社会的な関門では振り落とされるけれども、本当に素晴らしい能力があるという人は、こちらがわのルートできちんと評価をされることがある、というのは社会において非常に重要なことだと思いますし、私自身も大変に感謝している部分でもあります。
なお映画の冒頭、まるで島本和彦のマンガに出てくるような題字で「男か女かは どちらでもよい」と表示があるのですが、実はこれ、その直後にミー坊が男の子であるということが割とはっきり表現されており、作品を通してあまり意味を持ちません。
実際、女性と恋愛関係になるようなエピソードもあるので、のんさんが演じているけれどミー坊ははっきりと男子として描かれているんですね。
で、これを、小学生時代から彼を見て来て成功へと送り出したヒヨ君の目から見てみると、子供の頃から可愛くて、性のことに遅れていた友達が、近所の変質者に連れていかれていたずらをされてしまって、高校時代には女の子みたいな子になっていた、というお話がなりたつのです。
彼の視点からはそうなるということが、作中のセリフで割とはっきりと描かれています。
この物語を、スペシャルな子のダイバーシティのお話と取ることはもちろん当たり前なのですけれども、同時に、素直な心で生きることの大切さを、スペシャルな子たちへも含めて発信しているようにも思われます。
能力を高めるということは、誰にでも一定出来るんですね。
でも、素直に生きるということに関しては決してそうではない。
これは素直さと素直さが響き合った結果、たまたま幸せになれた人たちのお話でもあるんですね。

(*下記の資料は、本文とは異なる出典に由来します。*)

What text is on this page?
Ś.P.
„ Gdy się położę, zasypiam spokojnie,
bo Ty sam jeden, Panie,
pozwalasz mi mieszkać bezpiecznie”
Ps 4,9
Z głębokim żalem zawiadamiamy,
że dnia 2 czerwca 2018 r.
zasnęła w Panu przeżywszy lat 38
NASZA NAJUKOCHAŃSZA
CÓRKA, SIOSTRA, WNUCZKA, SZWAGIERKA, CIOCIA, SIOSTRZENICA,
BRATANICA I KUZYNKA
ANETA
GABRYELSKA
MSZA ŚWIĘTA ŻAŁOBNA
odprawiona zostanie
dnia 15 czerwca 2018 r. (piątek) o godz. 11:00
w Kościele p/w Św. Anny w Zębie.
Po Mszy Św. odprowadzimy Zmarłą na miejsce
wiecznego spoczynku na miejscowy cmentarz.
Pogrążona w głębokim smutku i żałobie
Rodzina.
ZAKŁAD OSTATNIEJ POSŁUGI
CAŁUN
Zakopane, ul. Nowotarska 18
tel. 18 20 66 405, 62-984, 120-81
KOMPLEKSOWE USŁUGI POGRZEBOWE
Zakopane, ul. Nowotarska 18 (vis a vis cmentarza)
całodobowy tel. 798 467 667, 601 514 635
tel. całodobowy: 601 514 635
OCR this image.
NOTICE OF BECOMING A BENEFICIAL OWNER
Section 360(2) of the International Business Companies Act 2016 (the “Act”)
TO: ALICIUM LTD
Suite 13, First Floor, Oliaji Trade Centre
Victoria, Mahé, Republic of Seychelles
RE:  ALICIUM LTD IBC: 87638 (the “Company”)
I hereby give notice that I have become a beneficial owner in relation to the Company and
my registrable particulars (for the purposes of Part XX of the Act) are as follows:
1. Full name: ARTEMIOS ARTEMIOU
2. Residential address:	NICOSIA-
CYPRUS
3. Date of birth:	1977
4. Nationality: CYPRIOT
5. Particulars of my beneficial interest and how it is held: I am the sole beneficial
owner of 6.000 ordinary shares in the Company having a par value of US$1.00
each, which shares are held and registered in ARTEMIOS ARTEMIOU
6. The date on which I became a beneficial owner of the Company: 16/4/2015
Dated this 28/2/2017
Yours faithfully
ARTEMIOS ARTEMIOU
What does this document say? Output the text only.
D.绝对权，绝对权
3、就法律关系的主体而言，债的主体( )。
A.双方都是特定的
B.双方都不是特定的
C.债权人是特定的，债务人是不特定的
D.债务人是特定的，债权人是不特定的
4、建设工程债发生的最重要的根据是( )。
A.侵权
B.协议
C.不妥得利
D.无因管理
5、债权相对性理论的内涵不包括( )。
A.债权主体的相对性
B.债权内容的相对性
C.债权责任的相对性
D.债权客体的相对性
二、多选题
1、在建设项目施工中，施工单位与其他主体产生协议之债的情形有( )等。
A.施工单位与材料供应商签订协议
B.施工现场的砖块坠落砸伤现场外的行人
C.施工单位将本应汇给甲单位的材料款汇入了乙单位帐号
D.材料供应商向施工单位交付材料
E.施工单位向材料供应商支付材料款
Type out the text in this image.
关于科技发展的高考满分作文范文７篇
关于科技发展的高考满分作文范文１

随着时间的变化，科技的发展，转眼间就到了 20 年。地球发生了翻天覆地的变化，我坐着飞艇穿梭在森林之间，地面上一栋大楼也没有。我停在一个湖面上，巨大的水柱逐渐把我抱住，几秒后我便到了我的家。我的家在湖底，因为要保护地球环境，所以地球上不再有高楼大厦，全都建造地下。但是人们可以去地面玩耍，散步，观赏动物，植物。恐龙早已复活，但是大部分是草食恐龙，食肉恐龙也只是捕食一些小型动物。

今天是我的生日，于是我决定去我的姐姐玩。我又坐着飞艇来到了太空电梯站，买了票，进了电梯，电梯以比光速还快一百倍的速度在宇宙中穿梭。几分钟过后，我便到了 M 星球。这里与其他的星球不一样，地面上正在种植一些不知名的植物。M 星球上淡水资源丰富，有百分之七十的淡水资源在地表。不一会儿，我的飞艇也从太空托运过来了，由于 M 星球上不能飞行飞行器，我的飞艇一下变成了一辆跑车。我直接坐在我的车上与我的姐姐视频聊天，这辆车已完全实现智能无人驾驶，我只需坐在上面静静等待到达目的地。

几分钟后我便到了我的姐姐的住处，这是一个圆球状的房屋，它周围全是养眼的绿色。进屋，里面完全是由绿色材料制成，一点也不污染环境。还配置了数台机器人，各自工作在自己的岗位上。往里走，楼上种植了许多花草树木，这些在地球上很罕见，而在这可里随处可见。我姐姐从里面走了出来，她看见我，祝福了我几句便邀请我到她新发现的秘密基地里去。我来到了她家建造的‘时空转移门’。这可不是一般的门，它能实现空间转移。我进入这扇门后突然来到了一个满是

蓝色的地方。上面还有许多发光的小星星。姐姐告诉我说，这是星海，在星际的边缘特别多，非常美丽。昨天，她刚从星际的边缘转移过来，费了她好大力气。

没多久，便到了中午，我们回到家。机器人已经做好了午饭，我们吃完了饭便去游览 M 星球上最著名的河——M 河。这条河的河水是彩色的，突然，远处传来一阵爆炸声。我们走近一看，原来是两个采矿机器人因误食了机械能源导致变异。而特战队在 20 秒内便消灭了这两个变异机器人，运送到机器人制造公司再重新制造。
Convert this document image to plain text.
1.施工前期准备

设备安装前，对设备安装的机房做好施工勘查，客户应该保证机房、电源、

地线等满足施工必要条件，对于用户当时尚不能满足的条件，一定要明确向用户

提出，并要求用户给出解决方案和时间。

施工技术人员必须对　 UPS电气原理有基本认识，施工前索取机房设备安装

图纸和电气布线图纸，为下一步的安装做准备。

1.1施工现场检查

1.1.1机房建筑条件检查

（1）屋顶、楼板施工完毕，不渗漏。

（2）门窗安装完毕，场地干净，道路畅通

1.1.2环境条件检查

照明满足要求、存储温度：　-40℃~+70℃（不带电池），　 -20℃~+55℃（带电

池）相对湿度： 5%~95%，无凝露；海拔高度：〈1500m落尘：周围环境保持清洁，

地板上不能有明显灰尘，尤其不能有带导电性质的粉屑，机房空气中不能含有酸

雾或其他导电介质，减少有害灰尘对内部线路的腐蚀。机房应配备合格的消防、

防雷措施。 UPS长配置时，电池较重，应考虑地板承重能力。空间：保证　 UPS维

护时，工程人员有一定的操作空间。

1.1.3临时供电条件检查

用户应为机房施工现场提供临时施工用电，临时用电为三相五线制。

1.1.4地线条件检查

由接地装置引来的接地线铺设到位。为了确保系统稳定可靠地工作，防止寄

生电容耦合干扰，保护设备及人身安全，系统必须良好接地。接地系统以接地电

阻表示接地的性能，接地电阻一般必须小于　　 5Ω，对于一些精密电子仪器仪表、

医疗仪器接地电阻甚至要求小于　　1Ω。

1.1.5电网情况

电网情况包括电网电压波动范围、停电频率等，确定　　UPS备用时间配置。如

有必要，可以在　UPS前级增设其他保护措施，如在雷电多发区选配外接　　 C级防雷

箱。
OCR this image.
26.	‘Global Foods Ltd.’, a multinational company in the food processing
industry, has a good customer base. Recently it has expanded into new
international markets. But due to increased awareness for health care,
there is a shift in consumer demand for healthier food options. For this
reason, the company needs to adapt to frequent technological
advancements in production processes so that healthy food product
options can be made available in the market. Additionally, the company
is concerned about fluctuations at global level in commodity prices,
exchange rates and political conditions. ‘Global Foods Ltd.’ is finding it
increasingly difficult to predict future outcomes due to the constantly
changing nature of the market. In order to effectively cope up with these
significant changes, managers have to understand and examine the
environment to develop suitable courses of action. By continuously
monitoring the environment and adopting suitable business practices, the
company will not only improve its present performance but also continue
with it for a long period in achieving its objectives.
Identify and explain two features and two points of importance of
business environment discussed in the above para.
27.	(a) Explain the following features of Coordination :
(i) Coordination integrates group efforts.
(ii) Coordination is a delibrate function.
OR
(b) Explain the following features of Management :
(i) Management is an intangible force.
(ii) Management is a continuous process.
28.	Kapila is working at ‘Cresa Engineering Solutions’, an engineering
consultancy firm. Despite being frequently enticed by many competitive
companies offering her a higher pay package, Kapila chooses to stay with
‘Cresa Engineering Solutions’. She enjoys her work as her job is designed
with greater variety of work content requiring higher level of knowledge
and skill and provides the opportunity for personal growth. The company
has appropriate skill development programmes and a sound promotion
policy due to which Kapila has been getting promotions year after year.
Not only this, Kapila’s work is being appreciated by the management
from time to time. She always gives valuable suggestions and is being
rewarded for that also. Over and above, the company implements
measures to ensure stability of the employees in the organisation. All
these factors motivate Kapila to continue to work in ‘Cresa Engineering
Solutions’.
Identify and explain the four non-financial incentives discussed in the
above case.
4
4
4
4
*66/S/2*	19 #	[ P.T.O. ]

その背後で、きちんと、そちらの人生に進むという強い意思での決断をしなかった人たちも描かれている。
作中、フォレスト・ガンプのオマージュかと思わしきシーンもあるのですが、決してガンプのような無垢な聖人的にもミー坊は描かれていない。
ちゃんと彼のために犠牲になった人達というのが重ね重ね出てきています。
特に、最後に彼が成功を収めたと思われたところで母親の口から明かされる衝撃の事実と言ったら、私は椅子の上でひっくり返るかと思いました。
単純な成功譚ではない、生き方を描いた話として観ることができます。
以前にも何度か書きましたが、私の友達にも普通のことが苦手なヤツや発達が障害しているのがいくらもいました。
みんなおおらかでいいヤツらだった。
でも、社会に出てその狭さの中に何年かいた結果、卑屈で歪んだちっぽけな人間になってしまったのがほとんどでした。
あんないい奴がと驚かされるくらい、みんな卑しいくだらない人間になってしまった。
ここに私はこの日本社会の問題を見ます。
この国では個としてまっとうなことをするのではなく、媚を売ってかたやで権勢を張り、何かをしている振りのパフォーマンスをすることが社会的な役割として強要される。
さかなのこの中で、ミー坊が夜のお店に連れていかれ、そこである幼馴染とであるというシーンはそのことを強く思わされます。
そのキャラクターは普通を求めている人生観の人であり、後にそのためにミー坊の元から去ってゆきます。
普通だと思っていることは極めて強烈な歪みを伴うように私には感じられます。
もし、普通が苦手な子たちがそこでやって行こうと思えば、元々苦手なのだからヒエラルキーの下位にしかいられないでしょう。
居心地が悪い上に上手く出来なくて底辺というのは、一生を送る上では決して良い環境とは思えません。
それよりはね、せめて心地よく素直に活きた方がいい。
私はたまたま、そうして好きなように生きている過程で大道や天という東洋思想の学問に楽しみを見出し、幸いなことにここに至れました。
いわばさかなクンならぬカンフー君でしょうか。いや、カンフー君っていったらカンフー君がいますね。シーフー君ですかね。
結果的にそうしてなにがしかの形になるかは、あくまでたまたまです。
でも、底辺で嫌な思いをして何もない人生を送りながら人間性を腐らせるという生き方は、絶対に誰も選ばなくていいのではないかとは思うのです。
大切なのは心の在り方ではないでしょうか。